USA im Zentrum des Energiebedarfs

Die Vereinigten Staaten sind einzigartig positioniert, um den Löwenanteil dieser Energiewelle aufzunehmen. Schätzungsweise 60% dieses neuen globalen Strombedarfs werden voraussichtlich in den USA entstehen, eine Steigerung gegenüber früheren Prognosen, die den amerikanischen Anteil auf etwa 50% bezifferten. Folglich wird der Strombedarf von US-Rechenzentren allein voraussichtlich etwa 750 TWh bis 2030 erreichen, während der Rest der Welt die verbleibenden 600 TWh ausmachen wird. Um diese immense Last zu tragen, wird die inländische Rechenzentrumskapazität zwischen 2025 und 2030 voraussichtlich um 197% auf beeindruckende 95 Gigawatt (GW) ansteigen.
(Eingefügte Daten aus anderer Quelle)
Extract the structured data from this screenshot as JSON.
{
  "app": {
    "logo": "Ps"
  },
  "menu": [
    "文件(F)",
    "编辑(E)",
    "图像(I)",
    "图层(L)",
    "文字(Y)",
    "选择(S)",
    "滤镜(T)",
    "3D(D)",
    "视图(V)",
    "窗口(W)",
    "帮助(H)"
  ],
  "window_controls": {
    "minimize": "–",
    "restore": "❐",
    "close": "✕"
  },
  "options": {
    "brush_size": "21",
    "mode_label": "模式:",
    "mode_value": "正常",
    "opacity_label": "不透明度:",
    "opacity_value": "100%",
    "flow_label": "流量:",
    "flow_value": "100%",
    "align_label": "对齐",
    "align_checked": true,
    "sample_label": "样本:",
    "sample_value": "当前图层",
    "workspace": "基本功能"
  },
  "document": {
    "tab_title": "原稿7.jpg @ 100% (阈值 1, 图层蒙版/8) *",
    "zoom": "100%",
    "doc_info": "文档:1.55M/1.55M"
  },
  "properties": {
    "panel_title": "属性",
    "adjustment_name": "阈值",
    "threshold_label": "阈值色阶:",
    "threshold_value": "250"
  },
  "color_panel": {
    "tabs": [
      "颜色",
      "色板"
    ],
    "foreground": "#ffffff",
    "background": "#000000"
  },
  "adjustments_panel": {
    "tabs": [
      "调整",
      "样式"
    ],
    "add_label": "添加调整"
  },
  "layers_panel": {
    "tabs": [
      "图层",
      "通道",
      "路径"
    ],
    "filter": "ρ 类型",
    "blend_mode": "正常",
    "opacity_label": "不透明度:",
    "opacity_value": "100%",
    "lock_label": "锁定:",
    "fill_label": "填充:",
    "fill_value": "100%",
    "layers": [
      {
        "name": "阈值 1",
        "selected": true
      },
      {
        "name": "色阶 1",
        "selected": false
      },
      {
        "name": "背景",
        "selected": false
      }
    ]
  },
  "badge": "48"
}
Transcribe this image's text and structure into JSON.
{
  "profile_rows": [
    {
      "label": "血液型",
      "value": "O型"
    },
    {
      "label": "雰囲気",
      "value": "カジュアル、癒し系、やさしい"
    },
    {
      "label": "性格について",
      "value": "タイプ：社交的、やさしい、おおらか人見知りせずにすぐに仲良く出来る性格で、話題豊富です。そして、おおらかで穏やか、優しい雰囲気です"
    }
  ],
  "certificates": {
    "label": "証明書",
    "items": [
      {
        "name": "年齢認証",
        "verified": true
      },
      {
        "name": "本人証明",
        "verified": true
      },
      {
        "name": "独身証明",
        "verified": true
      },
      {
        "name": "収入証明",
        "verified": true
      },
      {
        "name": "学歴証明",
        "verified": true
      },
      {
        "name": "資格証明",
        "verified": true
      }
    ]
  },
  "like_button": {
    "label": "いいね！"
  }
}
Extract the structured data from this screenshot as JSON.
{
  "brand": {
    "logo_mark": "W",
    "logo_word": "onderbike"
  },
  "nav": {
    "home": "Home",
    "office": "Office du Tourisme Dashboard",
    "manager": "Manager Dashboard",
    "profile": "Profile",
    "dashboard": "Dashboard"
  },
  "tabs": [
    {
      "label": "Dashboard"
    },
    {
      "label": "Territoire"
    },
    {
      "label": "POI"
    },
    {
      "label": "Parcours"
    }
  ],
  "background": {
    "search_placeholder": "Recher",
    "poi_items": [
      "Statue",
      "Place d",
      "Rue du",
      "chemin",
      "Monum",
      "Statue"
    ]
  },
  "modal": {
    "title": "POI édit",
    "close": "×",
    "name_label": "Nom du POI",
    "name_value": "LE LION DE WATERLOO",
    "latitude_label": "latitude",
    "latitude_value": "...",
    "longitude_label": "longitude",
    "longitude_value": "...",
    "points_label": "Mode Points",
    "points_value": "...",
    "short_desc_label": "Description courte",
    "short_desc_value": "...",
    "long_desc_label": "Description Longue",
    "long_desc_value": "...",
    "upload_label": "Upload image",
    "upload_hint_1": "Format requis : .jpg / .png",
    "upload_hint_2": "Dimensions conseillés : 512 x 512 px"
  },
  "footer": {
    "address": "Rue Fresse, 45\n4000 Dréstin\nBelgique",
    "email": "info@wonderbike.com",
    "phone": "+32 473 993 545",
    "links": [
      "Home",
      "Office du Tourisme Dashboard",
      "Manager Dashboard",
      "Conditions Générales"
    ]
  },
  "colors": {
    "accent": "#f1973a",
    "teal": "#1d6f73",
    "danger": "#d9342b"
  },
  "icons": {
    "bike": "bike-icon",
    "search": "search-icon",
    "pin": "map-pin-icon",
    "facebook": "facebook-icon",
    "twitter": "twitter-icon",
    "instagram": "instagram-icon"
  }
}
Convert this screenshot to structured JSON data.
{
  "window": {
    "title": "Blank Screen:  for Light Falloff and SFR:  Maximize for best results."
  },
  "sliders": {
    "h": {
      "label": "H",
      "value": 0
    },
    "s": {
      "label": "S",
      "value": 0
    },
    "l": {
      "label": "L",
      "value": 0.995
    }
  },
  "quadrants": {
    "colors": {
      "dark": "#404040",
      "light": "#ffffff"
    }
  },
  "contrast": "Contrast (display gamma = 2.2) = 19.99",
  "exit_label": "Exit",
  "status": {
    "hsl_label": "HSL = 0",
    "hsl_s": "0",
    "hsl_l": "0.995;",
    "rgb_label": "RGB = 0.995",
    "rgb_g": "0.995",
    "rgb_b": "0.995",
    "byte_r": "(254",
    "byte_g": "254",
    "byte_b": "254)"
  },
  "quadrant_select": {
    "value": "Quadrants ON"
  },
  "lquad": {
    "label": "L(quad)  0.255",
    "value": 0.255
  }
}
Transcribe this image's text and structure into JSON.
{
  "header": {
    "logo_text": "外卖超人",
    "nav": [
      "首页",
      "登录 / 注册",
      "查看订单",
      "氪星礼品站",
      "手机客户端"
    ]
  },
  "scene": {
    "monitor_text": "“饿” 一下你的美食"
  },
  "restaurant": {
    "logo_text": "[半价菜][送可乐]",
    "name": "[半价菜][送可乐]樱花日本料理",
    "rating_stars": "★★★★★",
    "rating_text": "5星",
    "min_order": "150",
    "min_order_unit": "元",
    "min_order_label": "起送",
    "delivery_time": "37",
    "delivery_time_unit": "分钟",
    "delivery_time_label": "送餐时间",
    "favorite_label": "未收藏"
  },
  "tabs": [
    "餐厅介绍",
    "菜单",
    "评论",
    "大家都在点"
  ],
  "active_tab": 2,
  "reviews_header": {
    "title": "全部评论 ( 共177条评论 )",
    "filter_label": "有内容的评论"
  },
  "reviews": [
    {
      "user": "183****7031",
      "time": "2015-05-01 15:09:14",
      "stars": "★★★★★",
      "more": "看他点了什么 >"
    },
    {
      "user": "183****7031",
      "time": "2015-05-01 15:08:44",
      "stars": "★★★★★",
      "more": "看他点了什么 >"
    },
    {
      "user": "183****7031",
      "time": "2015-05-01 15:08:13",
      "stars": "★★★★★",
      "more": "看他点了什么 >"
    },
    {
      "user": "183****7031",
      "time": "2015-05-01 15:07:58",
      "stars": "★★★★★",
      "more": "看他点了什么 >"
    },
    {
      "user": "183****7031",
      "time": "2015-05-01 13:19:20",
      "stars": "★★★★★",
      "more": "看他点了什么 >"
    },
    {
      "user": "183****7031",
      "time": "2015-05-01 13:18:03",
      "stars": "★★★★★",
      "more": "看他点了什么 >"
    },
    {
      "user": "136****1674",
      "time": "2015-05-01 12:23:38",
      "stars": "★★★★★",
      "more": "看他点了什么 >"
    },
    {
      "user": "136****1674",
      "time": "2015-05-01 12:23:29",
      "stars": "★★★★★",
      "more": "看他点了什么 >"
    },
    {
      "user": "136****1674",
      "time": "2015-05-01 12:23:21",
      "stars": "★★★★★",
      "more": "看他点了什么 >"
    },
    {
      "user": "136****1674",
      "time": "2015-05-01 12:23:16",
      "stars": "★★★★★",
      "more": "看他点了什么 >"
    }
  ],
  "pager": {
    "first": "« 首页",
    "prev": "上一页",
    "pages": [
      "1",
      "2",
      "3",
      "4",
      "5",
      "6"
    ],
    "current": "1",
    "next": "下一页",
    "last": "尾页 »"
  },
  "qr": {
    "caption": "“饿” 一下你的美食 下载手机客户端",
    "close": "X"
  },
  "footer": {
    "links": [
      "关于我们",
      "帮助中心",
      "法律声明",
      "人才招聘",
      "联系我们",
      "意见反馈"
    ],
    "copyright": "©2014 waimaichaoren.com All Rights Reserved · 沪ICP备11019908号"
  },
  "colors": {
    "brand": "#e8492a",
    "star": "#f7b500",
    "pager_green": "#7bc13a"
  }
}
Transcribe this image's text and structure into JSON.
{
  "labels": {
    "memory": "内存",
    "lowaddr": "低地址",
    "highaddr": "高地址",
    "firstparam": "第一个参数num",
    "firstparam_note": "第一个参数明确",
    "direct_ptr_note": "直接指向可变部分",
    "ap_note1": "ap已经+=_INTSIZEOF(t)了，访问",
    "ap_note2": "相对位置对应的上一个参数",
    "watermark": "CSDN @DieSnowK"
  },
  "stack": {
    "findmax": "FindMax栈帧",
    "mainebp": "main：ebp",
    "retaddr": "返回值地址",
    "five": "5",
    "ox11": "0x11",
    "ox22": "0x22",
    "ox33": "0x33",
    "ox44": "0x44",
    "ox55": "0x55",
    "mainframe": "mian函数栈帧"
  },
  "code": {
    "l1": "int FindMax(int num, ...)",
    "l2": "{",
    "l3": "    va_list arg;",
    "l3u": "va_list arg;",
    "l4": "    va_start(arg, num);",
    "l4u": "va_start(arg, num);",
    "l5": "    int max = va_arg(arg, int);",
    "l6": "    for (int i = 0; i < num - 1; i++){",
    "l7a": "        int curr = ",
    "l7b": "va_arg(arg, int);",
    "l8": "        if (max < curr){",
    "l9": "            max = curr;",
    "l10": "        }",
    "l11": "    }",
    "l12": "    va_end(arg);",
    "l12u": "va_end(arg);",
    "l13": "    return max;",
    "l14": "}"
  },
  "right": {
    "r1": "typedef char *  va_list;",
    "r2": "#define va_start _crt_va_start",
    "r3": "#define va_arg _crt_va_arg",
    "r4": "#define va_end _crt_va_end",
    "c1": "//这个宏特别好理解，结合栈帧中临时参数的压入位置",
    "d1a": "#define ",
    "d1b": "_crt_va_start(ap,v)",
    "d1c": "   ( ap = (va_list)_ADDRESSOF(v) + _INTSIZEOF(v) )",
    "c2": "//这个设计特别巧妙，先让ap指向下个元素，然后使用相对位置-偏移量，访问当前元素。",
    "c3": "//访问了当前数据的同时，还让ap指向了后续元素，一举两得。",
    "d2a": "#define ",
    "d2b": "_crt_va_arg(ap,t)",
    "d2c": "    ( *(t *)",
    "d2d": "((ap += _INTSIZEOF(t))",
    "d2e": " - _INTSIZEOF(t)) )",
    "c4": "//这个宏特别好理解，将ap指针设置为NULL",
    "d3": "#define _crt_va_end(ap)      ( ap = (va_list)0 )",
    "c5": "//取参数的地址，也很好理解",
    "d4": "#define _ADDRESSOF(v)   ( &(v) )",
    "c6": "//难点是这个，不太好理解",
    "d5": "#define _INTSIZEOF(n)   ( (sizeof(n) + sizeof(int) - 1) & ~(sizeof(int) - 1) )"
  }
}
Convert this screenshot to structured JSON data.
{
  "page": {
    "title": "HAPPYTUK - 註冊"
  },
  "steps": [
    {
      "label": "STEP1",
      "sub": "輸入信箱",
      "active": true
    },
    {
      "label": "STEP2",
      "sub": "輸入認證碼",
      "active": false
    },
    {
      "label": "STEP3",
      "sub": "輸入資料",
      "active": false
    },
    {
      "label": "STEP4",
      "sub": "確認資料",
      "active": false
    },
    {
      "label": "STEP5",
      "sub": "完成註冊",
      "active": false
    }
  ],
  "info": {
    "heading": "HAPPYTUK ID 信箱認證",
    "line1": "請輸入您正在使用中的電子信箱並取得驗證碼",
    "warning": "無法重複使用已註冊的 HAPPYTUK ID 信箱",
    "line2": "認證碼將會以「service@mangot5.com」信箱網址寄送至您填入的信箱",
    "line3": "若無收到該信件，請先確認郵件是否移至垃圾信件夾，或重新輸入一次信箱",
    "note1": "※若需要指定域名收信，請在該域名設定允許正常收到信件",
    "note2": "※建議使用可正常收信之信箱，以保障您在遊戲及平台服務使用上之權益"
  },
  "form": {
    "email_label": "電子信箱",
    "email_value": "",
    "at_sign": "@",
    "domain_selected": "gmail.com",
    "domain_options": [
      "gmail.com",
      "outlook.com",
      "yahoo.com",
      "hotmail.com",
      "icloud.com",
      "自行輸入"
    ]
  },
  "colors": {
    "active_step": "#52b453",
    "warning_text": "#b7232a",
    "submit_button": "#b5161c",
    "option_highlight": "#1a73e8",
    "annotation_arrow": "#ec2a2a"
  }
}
Belastung der Infrastruktur

Diese historische Nachfrage belastet bereits die bestehenden Energienetze. Rechenzentren machen derzeit etwa 6% des gesamten US-Strombedarfs aus, doch Branchenschätzungen gehen davon aus, dass dieser Anteil bis 2030 auf 11% steigen könnte. Da Hyperscaler ihre Rechenkapazitäten aggressiv ausbauen, nähern sich große regionale Strommärkte schnell einer kritischen Engpasssituation. Die drohende Energieknappheit schreibt das Handbuch für Investitionen in Versorgungs- und Energieinfrastruktur aktiv neu, da die Sicherung zuverlässiger Stromversorgung schnell zum entscheidenden Engpass im globalen KI-Wettrüsten wird.

Marktchancen durch den Energie-Boom

Die Explosion des Stromverbrauchs von Rechenzentren könnte die US-Strommärkte neu gestalten und klare Chancen in mehreren Schlüsselbereichen schaffen. Einige Sektoren, die von diesem Infrastruktur-Superzyklus profitieren könnten, umfassen Bereiche, die direkt oder indirekt mit der Energieerzeugung, -übertragung und -verteilung sowie der Bereitstellung von energieeffizienten Lösungen für Rechenzentren verbunden sind.